2.1.2 In het bijzonder is in dit vonnis het verweer verworpen dat er geen polisdekking is omdat de schade is veroorzaakt door grove schuld aan de zijde van [betrokkene I]. Daarbij is overwogen dat de heer [betrokkene I] moet worden gerekend tot de in clausule B17 van de verzekeringsvoorwaarden genoemde personen, alsmede dat een redelijke uitleg van deze clausule met zich brengt dat het daarin gehanteerde begrip schuld tevens grove schuld omvat. Aldus toepassing gevend aan clausule B17 is in het tussenvonnis geconcludeerd dat de gestelde grove schuld niet aan een uitkering onder de polis in de weg staat (overweging 6.3).
Voorts is overwogen dat Erasmus zich niet in redelijkheid kan beroepen op het feit dat geen reparatie van de duwboot door [eiseres 1] en ABS heeft plaatsgevonden, zodat clausule B23 (reparatieverplichting) niet aan uitkering in de weg staat. Voor wat betreft de door de derdekoper gemaakte reparatiekosten is overwogen dat dit onderdeel van de vordering dient te worden afgewezen (overweging 6.4). Verder is overwogen dat het verweer dat geen gehoudenheid bestaat tot vergoeding van milieupreventiemaatregelen zal worden gepasseerd (overweging 6.5).
Ten aanzien van de vordering tot vergoeding van schade als gevolg van de weigering dekking te verlenen, is overwogen dat voor een schadestaatprocedure geen plaats is en dat partijen zich nader kunnen uitlaten over de omvang van de schade, over de wenselijkheid om ter begroting van de schade (mede) een deskundige te benoemen, alsmede over de persoon van een deskundige (overweging 6.4, laatste alinea).
De rentevordering is op grond van artikel 13 van de verzekeringsvoorwaarden eerst vanaf de dag van dagvaarding toewijsbaar geoordeeld (overweging 6.6).
In het tussenvonnis is geconcludeerd dat nu Erasmus ten onrechte heeft geweigerd onder de polis uit te keren, zij in beginsel ook aansprakelijk is voor de schade die hieruit voor [eiseres 1] en ABS is voortgevloeid (overweging 6.7), met dien verstande dat Erasmus slechts aansprakelijk kan worden gehouden voor 9,75% van het toe te wijzen gedeelte van de vordering (overweging 6.8).
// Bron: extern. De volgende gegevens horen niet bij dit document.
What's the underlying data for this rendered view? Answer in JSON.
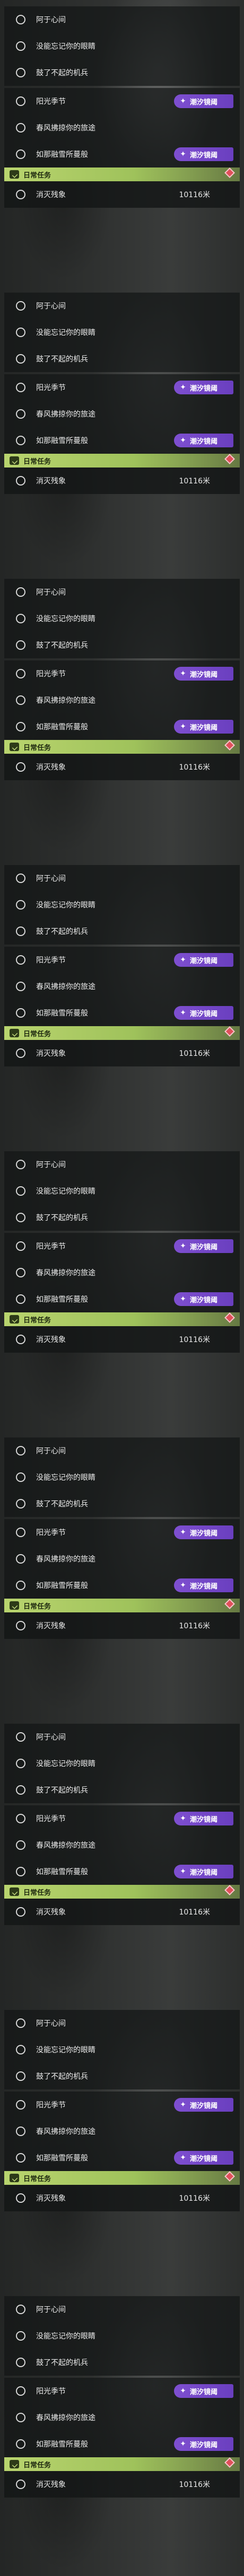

2.1.3 In het tussenvonnis is de zaak verwezen naar de rol voor uitlatingen van partijen als vermeld in overweging 6.4, zijnde uitlatingen over de omvang van de schade, over de wenselijkheid om ter begroting van de schade (mede) een deskundige te benoemen, alsmede over de persoon van een deskundige.
2.2 De procedure in hoger beroep en cassatie.
2.2.1 Erasmus heeft hoger beroep ingesteld tegen voormeld tussenvonnis. Het Hof 's-Gravenhage heeft bij arrest van 28 maart 2000, anders dan de rechtbank, - verkort weergegeven - geoordeeld dat (artikel 9 van) clausule B17 geen betrekking heeft op eigen schuld van de verzekerde en dat schuld van de verzekerde die niet tevens bemanningslid is, in casu [eiseres 1] als orgaan van de verzekerde, niet gedekt is onder de polis. Vervolgens heeft het Hof de vraag of sprake is van eigen schuld bevestigend beantwoord en geconcludeerd dat Erasmus terecht uitkering heeft geweigerd. Het Hof heeft het tussenvonnis vernietigd en de vorderingen alsnog afgewezen.
2.2.2 In cassatie, ingesteld door [eiseres 1] en ABS, is de Hoge Raad in het arrest van 26 april 2002 tot het oordeel gekomen dat het Hof zijn beslissing om [eiseres 1] en ABS niet toe te laten tot tegenbewijs (ter zake van de aan het ongeval voorafgegane gang van zaken) ontoereikend heeft gemotiveerd. De Hoge Raad heeft het arrest van het Hof 's-Gravenhage vernietigd en ter verdere behandeling en beslissing verwezen naar het Hof Amsterdam.
2.2.3 Erasmus heeft bij op 28 oktober 2005 aan [eiseres 1] en ABS betekende akte de vordering tot vervallenverklaring van instantie aangekondigd, welke vordering op 17 november 2005 is gedaan. Daarna hebben [eiseres 1] en ABS geconcludeerd tot referte.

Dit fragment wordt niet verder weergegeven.